3. Contact information. Include your phone number and email address so they can contact you if they want to do an interview.

4. Begin the press release with your headline. It should be brief, clear, and to the point. Make it something you would be interested in if you picked up a newspaper. Type the headline in bold or all caps.

5. Start the body of the press release with the city for which the press release is originated. The first paragraph should summarize what the press release is about. The rest should tell who, what, when, where and why. Add in quotes to personalize the story. If you're just starting out selling and don't have huge sales numbers to report, feel free to interview another author or two to get some sales numbers or quotes.

6. Use a basic font like Times New Roman.

7. End your press release with -30- or ###.  This tells them that is the end of the story.  If it continues onto a second page, use -More- at the end of the first page.  (This is not recommended, try to keep your press release to one page.)

8. If you used online sources for information, link to those at the bottom.

Okay, so now you know what to write and how to write it. Now you need to know who to send it out to. Here's a link to a website that might be helpful if you live in the US:

I suggest clicking on the top link, USA city and state local media lists, and then clicking on your state. You can pay to get the list of contacts, or you can just google each individual news outlet and dig up the contact information yourself. When looking on a website for where to send a press release, look for "Contact" or "Newsroom."

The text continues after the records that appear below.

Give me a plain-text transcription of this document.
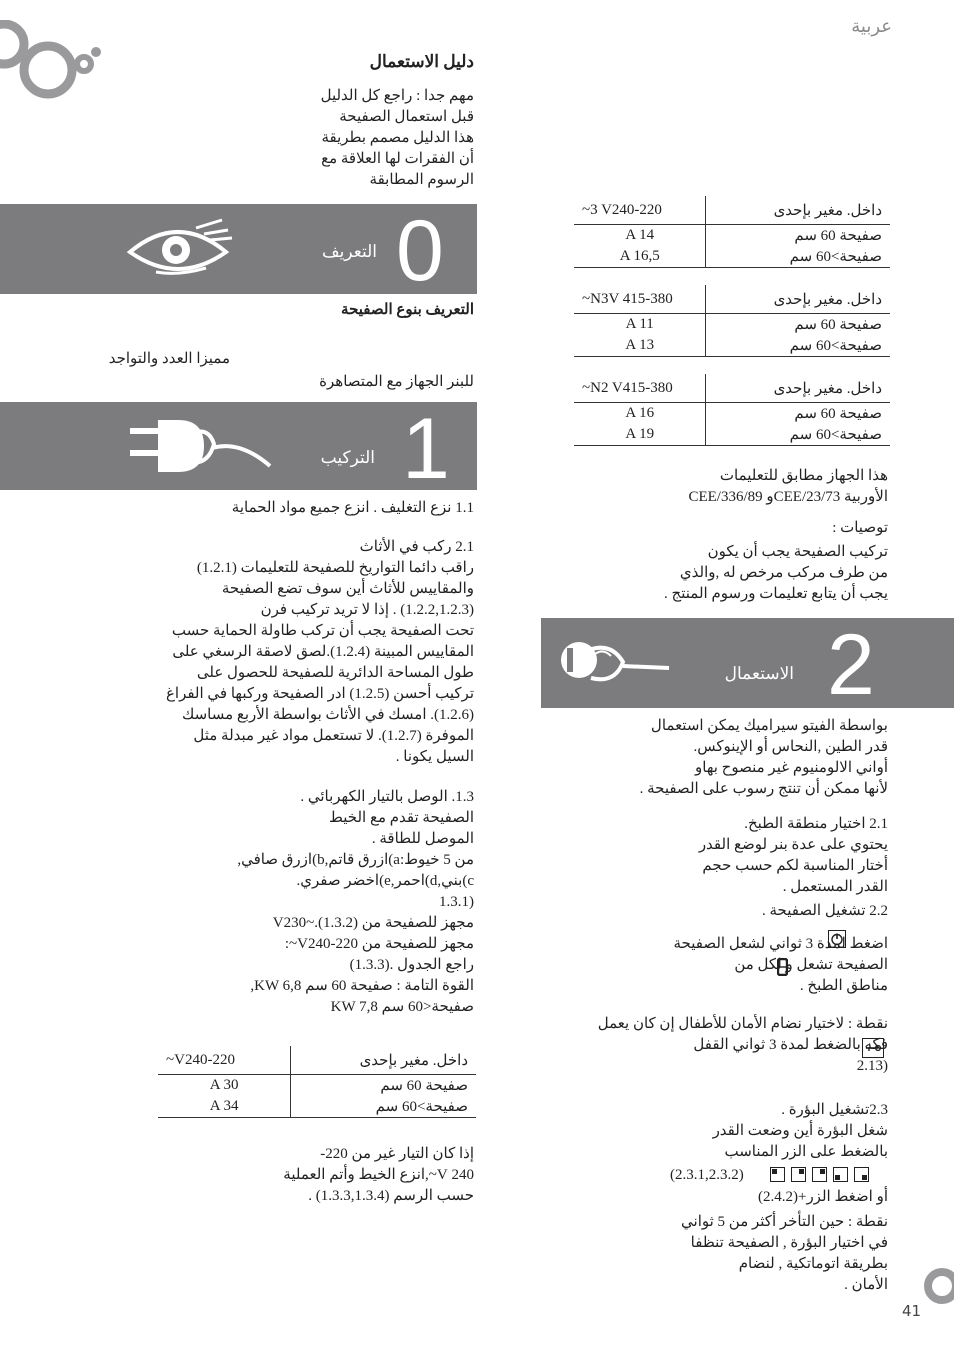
عربية
دليل الاستعمال
مهم جدا : راجع كل الدليل
قبل استعمال الصفيحة
هذا الدليل مصمم بطريقة
أن الفقرات لها العلاقة مع
الرسوم المطابقة
التعريف 0
التعريف بنوع الصفيحة
مميزا العدد والتواجد
للبنر الجهاز مع المتصاهرة
التركيب 1
1.1 نزع التغليف . انزع جميع مواد الحماية
2.1 ركب في الأثاث
راقب دائما التواريخ للصفيحة للتعليمات (1.2.1)
والمقاييس للأثاث أين سوف تضع الصفيحة
(1.2.2,1.2.3) . إذا لا تريد تركيب فرن
تحت الصفيحة يجب أن تركب طاولة الحماية حسب
المقاييس المبينة (1.2.4).لصق لاصقة الرسغي على
طول المساحة الدائرية للصفيحة للحصول على
تركيب أحسن (1.2.5) ادر الصفيحة وركبها في الفراغ
(1.2.6). امسك في الأثاث بواسطة الأربع مساسك
الموفرة (1.2.7). لا تستعمل مواد غير مبدلة مثل
السيل يكونا .
1.3. الوصل بالتيار الكهربائي .
الصفيحة تقدم مع الخيط
الموصل للطاقة .
من 5 خيوط:a)ازرق قاتم,b)ازرق صافي,
c)بني,d)احمر,e)اخضر صفري.
(1.3.1
مجهز للصفيحة من V230~.(1.3.2)
مجهز للصفيحة من V240-220~:
راجع الجدول .(1.3.3)
القوة التامة : صفيحة 60 سم KW 6,8,
صفيحة<60 سم KW 7,8
~V240-220	داخل. مغير بإحدى
A 30	صفيحة 60 سم
A 34	صفيحة>60 سم
إذا كان التيار غير من 220-
240 V~,انزع الخيط وأتم العملية
حسب الرسم (1.3.3,1.3.4) .
~3 V240-220	داخل. مغير بإحدى
A 14	صفيحة 60 سم
A 16,5	صفيحة>60 سم
~N3V 415-380	داخل. مغير بإحدى
A 11	صفيحة 60 سم
A 13	صفيحة>60 سم
~N2 V415-380	داخل. مغير بإحدى
A 16	صفيحة 60 سم
A 19	صفيحة>60 سم
هذا الجهاز مطابق للتعليمات
الأوربية CEE/23/73و CEE/336/89
توصيات :
تركيب الصفيحة يجب أن يكون
من طرف مركب مرخص له ,والذي
يجب أن يتابع تعليمات ورسوم المنتج .
الاستعمال 2
بواسطة الفيتو سيراميك يمكن استعمال
قدر الطين ,النحاس أو الإينوكس.
أواني الالومنيوم غير منصوح بهاو
لأنها ممكن أن تنتج رسوب على الصفيحة .
2.1 اختيار منطقة الطبخ.
يحتوي على عدة بنر لوضع القدر
أختار المناسبة لكم حسب حجم
القدر المستعمل .
2.2 تشغيل الصفيحة .
اضغط لمدة 3 ثواني لشعل الصفيحة
الصفيحة تشعل و لكل من
مناطق الطبخ .
نقطة : لاختيار نضام الأمان للأطفال إن كان يعمل
فكه بالضغط لمدة 3 ثواني القفل
(2.13
2.3تشغيل البؤرة .
شغل البؤرة أين وضعت القدر
بالضغط على الزر المناسب

(2.3.1,2.3.2)
أو اضغط الزر+(2.4.2)
نقطة : حين التأخر أكثر من 5 ثواني
في اختيار البؤرة , الصفيحة تنظفا
بطريقة اتوماتكية , لنضام
الأمان .
41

One last thing, sometimes newspapers will run your story without contacting you to tell you. Be sure to check to see if they ran your story.

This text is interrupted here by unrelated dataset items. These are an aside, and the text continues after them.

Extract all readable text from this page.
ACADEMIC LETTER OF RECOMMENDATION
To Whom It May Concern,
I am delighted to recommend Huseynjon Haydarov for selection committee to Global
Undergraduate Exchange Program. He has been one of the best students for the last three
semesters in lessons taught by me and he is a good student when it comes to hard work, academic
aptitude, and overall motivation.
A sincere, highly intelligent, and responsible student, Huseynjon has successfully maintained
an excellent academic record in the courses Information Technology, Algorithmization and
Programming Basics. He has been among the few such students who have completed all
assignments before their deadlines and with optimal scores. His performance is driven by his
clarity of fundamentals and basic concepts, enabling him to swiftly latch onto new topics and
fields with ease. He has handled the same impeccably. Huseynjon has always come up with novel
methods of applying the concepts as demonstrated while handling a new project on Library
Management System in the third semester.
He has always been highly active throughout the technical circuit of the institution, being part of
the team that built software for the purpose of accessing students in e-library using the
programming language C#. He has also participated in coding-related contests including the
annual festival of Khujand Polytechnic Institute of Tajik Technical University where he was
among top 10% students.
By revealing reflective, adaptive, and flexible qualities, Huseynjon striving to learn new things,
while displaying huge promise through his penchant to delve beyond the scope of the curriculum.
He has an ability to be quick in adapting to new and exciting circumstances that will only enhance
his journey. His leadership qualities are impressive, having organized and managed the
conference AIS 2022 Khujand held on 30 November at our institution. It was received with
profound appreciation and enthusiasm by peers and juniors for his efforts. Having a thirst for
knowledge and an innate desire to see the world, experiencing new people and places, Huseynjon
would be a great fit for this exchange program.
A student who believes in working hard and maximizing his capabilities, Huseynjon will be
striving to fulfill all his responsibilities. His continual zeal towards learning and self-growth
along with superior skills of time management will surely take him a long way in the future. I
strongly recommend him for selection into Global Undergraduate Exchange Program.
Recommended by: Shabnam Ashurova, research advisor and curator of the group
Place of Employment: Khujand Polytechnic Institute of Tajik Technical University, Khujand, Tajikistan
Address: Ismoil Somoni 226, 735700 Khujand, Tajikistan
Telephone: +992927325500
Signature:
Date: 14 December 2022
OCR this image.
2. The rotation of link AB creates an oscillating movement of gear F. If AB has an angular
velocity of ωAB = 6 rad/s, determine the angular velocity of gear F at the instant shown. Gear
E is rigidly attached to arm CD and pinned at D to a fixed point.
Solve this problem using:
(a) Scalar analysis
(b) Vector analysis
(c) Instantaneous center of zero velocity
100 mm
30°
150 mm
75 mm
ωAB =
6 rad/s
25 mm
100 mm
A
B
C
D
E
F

Good luck with your press releases. Let me know if you got any coverage!


  1. Thank you for posting this! It's nice to see more information about press releases. Do you know of a place online where one can download a template or sample of what a press release should look like? I'm a visual learner when it comes to things like this.

  2. Here's one I found:

  3. Thank you! This is perfect!

    I have one question, though. Do you HAVE to include an address and phone number in the press release? Can it just be an email address and/or website as a means of contact? In my case, I don't live alone and/or have a dedicated phone line to screen outside calls.

  4. I would think just an email would be fine, if you don't want to give out your phone.

  5. Great post, thanks for doing this. I've noticed that a lot of publishing tutorials suggest doing a press release, but they don't go into much detail about how it works, or what benefit it might have.

    Personally, I had my doubts anyway. As you noted, one more unknown writer publishing another e-book isn't exactly news. I bet the media is absolutely overwhelmed with all the Indie announcements showing up these days.

  6. Amen! So many people miss the point that it needs to have a news hook of some kind if it's going to be picked up--the SO WHAT factor.

  7. Victorine:

    I've been loving these posts, and cited this one on my blog:

    Thanks so much for sharing this kind of info:

  8. Great post, Victorine. I had kind of thought about one for this month, but wasn't sure how to go about it.